Um im vielfältigen und umfangreichen Angebot an Tauchcomputern ein passendes Modell zu finden, können Sie sich an den folgenden Kriterien orientieren.
Nutzerfreundlichkeit: Auch Unterwasser lesbar
Einfache Bedienung, intuitive Menüführung sowie gute Ablesbarkeit zeichnen ein benutzerfreundliches Gerät aus. Sie müssen es unter Wasser unter Umständen auch mit Handschuhen einfach bedienen können. Persönliche Einstellungen oder die Datenübertragung nach dem Tauchgang sind im Idealfall mit wenigen Handgriffen zu bewerkstelligen. Zur Nutzerfreundlichkeit gehören zudem eine lange Batterielaufzeit sowie die Option, die Batterie selbst austauschen zu können.

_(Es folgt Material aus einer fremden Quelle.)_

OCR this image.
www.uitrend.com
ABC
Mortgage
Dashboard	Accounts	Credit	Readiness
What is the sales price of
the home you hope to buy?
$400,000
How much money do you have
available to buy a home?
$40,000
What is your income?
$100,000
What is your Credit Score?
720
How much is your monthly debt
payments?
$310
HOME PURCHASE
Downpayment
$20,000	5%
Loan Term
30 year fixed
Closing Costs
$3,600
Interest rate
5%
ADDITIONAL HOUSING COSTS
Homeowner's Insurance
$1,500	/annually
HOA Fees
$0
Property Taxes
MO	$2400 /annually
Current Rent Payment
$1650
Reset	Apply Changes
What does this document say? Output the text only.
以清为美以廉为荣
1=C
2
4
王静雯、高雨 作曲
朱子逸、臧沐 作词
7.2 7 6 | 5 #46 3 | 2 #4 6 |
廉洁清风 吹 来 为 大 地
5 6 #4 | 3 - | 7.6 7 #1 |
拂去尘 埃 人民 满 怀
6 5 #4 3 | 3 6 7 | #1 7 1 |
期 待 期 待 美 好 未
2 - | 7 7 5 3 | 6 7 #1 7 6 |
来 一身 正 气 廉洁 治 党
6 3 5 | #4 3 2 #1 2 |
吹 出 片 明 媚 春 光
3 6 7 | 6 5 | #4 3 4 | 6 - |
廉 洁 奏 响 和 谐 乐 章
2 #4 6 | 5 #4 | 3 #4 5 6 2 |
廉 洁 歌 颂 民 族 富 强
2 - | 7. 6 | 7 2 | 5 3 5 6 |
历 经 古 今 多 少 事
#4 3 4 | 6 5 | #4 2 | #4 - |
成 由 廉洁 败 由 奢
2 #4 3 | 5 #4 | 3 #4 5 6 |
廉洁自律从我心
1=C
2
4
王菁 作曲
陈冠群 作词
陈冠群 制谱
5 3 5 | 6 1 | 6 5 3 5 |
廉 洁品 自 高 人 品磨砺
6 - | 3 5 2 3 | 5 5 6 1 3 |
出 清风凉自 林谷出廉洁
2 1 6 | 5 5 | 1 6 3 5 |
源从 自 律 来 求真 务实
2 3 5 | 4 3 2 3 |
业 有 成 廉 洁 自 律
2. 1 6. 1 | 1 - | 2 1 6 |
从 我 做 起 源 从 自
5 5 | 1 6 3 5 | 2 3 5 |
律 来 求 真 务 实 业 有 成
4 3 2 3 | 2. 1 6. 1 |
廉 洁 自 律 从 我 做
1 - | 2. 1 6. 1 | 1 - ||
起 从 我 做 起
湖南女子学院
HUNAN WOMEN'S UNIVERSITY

Ein beleuchtetes, übersichtliches Display erleichtert die Erkennbarkeit der Daten in trübem Wasser.
Größe und Form: Größer als eine normale Armbanduhr
Die Displaygröße spielt insbesondere bei Modellen mit zahlreichen Funktionen eine Rolle. Größere Displays erlauben eine übersichtliche Anordnung der Daten und größere Ziffern. Sie sollten jedoch nicht so bemessen sein, dass sie beim Tauchen behindern oder durch ihren Wasserwiderstand stören. Viele Tauchcomputer haben das Format einer größeren Armbanduhr.
Technische Funktionen: Tauchtiefe, Tauchdauer oder Restnullzeit
Bestimmte grundlegende Funktionen sind bei allen Tauchcomputern zu finden. Aus Sicherheitsgründen erhalten Sie immer alle Informationen, die Sie benötigen, um gesundheitliche Gefährdungen durch Luftnot oder zu schnelles Auftauchen zu vermeiden. Hierzu zählen: Aktuelle Zeit, Dauer des Tauchgangs, Tauchtiefe, Restnullzeit, Vorgabe für Dekompressionsstopps und den Sicherheitsstopp sowie akustische Aufstiegswarnung.
Weitere sicherheitsrelevante Funktionen sind beispielsweise die Anzeige der maximalen Tauchtiefe im Nitrox-Modus, Berechnung der Restsättigung mit Stickstoff bei Wiederholungstauchgängen oder die Anzeige des Zeitraums, bis Sie nach dem Tauchgang wieder fliegen dürfen. Fortgeschrittene Modelle können eine Vielzahl weiterer Funktionen aufweisen, beispielsweise Tauchkompass, Logbuch, unterschiedliche Tauchprofile, Tauchgang-History oder USB-Interface für Handy und Computer.
Tauchmodi: Normal oder mit Nitrox
Die meisten Tauchcomputer lassen sich für unterschiedliche Arten des Tauchens einsetzen. Viele bieten Modi für das Tauchen mit normaler Druckluft oder mit Nitrox an. Verfügt das Gerät über einen Messmodus, können Sie es als Bottom Timer verwenden, der lediglich Zeit und Tiefe misst. Ein Freitauchmodus ist auf die speziellen Anforderungen des Apnoetauchens ohne Druckluftflasche abgestimmt.
Luftintegration: Angabe der Restluft
Tauchcomputer gibt es mit oder ohne Luftintegration. Luftintegrierte Modelle übernehmen die Arbeit des Finimeters und überprüfen kontinuierlich den Druck der Druckluftflasche. Die Verbindung erfolgt direkt über einen Schlauch oder über einen Flaschendrucksender. Durch die Messung der aktuellen Tauchdaten können diese Tauchinstrumente sehr genau berechnen, wie lange der Vorrat in der Flasche noch reicht. Ein zusätzliches Finimeter sollten Sie immer mitnehmen, um bei technischen Problemen mit Sender oder Computer die Druckluftflasche überprüfen zu können.